"Finland must apply for NATO membership without delay. We hope that the national steps still needed to make this decision will be taken rapidly within the next few days," the two leaders said in a joint statement, arguing that NATO membership would strengthen Finland's security.
Foreign and security policies in Finland are jointly managed by the president and the cabinet, according to the Finnish constitution. A formal decision would have to be made by the president and the cabinet ministerial committee for foreign and security policy in a joint meeting.
Meanwhile, Speaker of the House Matti Vanhanen said on national radio Yle on Thursday that the president and the cabinet are expected to "make their decisions" this coming Sunday.

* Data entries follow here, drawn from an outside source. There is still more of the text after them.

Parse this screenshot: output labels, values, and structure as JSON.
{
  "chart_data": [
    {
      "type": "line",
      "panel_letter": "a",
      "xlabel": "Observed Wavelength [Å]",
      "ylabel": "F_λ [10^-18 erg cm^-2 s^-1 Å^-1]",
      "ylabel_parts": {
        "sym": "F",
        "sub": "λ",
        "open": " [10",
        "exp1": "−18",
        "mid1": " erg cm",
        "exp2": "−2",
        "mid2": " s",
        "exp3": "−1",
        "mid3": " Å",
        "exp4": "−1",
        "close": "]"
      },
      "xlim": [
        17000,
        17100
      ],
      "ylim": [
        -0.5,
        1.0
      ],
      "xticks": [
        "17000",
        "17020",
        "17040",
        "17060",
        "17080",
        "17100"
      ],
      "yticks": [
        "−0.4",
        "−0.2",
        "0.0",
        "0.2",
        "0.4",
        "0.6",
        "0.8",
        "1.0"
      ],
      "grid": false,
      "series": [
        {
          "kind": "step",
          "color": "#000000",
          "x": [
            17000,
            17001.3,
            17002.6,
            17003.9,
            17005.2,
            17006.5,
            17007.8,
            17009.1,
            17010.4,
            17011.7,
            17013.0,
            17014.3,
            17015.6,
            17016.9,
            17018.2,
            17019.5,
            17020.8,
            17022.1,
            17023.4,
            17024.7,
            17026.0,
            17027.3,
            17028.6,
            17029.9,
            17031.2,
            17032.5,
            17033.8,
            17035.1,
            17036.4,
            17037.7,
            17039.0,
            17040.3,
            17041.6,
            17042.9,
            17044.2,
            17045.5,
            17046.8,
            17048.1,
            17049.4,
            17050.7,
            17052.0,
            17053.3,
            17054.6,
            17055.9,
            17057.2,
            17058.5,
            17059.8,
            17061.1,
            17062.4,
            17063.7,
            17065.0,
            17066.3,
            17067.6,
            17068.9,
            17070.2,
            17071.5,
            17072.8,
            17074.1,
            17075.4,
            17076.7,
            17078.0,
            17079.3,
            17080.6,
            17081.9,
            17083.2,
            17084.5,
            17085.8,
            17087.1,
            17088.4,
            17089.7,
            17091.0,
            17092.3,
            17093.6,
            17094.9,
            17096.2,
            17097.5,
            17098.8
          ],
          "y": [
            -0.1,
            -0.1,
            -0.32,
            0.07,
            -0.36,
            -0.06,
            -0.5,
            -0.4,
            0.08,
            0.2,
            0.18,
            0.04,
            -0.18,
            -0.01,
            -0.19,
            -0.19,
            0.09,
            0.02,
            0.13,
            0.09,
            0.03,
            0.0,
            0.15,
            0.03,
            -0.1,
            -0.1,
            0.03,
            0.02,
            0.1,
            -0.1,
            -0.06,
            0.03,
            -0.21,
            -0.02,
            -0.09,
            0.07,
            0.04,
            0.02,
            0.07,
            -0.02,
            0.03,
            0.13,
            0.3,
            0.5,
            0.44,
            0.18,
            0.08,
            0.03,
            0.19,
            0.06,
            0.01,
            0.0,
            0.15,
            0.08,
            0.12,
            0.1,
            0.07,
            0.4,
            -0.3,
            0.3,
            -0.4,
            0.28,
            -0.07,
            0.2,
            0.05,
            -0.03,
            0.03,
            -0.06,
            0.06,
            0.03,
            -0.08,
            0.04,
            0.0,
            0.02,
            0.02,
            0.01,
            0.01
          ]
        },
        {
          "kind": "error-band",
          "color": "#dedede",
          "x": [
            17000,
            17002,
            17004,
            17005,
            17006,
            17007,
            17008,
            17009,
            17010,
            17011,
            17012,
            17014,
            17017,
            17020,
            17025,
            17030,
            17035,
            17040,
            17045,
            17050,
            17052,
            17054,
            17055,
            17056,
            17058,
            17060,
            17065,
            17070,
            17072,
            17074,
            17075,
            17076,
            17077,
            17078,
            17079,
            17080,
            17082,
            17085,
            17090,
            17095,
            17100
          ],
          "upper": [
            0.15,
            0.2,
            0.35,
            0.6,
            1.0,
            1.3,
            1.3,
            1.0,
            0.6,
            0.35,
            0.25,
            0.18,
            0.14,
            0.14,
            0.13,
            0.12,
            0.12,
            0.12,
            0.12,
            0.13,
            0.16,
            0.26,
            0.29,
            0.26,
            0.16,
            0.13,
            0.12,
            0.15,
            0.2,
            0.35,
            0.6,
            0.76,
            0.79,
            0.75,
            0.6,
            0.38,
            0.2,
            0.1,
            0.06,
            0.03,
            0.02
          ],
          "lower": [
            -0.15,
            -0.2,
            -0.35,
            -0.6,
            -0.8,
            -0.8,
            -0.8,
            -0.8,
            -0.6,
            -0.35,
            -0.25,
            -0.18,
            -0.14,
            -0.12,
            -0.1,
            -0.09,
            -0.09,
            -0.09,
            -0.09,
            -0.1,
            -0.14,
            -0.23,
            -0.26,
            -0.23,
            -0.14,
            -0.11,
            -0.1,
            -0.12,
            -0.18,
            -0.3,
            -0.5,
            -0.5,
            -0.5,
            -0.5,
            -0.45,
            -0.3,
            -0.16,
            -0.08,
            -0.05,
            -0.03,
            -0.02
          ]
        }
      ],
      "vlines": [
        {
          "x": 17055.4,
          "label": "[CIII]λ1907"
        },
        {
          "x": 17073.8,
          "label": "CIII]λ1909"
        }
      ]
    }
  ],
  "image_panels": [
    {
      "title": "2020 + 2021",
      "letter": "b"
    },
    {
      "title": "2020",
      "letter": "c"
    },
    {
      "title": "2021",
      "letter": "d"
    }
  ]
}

Finland is expected to submit an application soon, possibly in collaboration with neighboring Sweden, according to local media reports.
Sweden's parliament will debate the security situation on Monday and Prime Minister Magdalena Andersson will then call a special cabinet meeting where the formal decision to apply will be taken, Expressen newspaper said, citing unnamed sources.
Finland is Sweden's closest military ally and the only other Nordic country not to be a member of NATO.
Finnish public support for NATO membership began to rise in February. Various polls show that it has risen from around 20 percent to more than 70 percent. According to local analysts, 10-15 MPs are expected to oppose the application and membership.